The question whether predictive coding should be deployed on a document population that has already been winnowed using keywords is a hot topic. Opponents say keywords can be a blunt instrument and are often developed and applied by those who don’t have a grasp of the range of claims and defenses at issue or the language used by the litigants and their key players. For example, is this a company that refers to the “business plan” as a “playbook”?
But where parties have already agreed to keywords and the use of a keyword screen, and the resulting document population is still sizable (in this case about two million documents), others say machine learning is a reasonable tool to separate the likely relevant from the likely irrelevant documents. In other words, advocates of this approach argue that the harm done – if any – through the use of a keyword screen will not be remedied by manual review of the resulting document population and a good predictive coding work flow should get at what matters more quickly.

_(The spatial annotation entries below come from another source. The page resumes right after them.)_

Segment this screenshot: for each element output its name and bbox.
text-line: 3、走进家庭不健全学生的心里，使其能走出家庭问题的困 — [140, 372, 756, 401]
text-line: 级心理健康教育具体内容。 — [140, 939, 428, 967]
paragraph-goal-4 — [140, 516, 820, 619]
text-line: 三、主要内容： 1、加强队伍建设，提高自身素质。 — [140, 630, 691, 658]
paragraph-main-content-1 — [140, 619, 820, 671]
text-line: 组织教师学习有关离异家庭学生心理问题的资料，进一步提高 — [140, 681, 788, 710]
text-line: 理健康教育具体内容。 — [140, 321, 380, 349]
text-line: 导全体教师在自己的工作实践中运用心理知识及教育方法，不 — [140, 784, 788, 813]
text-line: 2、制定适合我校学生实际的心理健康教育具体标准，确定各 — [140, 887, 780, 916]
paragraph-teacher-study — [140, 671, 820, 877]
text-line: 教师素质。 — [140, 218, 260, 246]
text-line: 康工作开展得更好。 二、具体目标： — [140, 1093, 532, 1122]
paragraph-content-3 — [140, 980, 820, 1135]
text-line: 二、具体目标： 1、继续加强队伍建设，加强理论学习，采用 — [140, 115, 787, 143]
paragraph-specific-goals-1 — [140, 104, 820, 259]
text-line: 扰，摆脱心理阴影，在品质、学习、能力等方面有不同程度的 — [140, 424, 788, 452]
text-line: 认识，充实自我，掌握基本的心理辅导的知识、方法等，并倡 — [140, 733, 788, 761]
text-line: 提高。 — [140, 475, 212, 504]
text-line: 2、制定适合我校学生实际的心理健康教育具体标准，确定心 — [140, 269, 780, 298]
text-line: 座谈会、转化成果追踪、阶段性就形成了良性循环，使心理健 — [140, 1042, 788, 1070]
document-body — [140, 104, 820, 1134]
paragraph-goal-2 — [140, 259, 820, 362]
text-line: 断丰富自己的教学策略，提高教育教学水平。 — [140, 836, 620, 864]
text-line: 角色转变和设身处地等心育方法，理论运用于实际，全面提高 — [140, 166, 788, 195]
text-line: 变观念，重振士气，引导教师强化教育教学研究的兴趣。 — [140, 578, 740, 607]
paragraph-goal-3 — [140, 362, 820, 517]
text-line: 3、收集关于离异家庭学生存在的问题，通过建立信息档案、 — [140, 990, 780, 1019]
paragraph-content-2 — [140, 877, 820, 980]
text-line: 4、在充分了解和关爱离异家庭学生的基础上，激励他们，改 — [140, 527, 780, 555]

While this debate is interesting, it is not really the focus of Judge Brown’s order which, instead, reflects a practical approach to the problem presented by the parties. It is this practical approach that provides the teachable moment for litigators, regardless of where they fall on the predictive coding learning curve. In short:
The “uses of predictive coding is a judgment call.” Presumably Judge Brown would also agree that the choice and implementation of any search and review process involves many judgment calls throughout the process (albeit judgment calls that can be audited, evaluated, and fine-tuned based on the results of the process). Discovery is imperfect and – given a population of millions of documents – “[t]here is no single, simple, correct solution possible under these circumstances.” Imperfection increases the need for cooperation and transparency. Judge Brown concluded “openness and transparency in what Plaintiff is doing will be of critical importance,” and stated his expectation that the parties “communicate, through their attorneys and experts and companies doing the work, on a frequent and open basis.” Given the possibility that differences and disputes will arise as the discovery process and the application of advanced technology continues, an informal dispute resolution process is critical to keep the case moving forward. Judge Brown directed the parties to try to resolve their differences informally, but if they come to a “sticking point” that might create “unnecessary wrangling,” “not to allow it to go too far before scheduling a telephone conference or request an in-court hearing with the Magistrate Judge.”
This case, and the others in which bench and bar wrestle with the best way to find what matters in massive document populations, point to the continuing need for search process quality standards that are understandable to, and become part of the day-to-day workflow of, the participants in the legal process.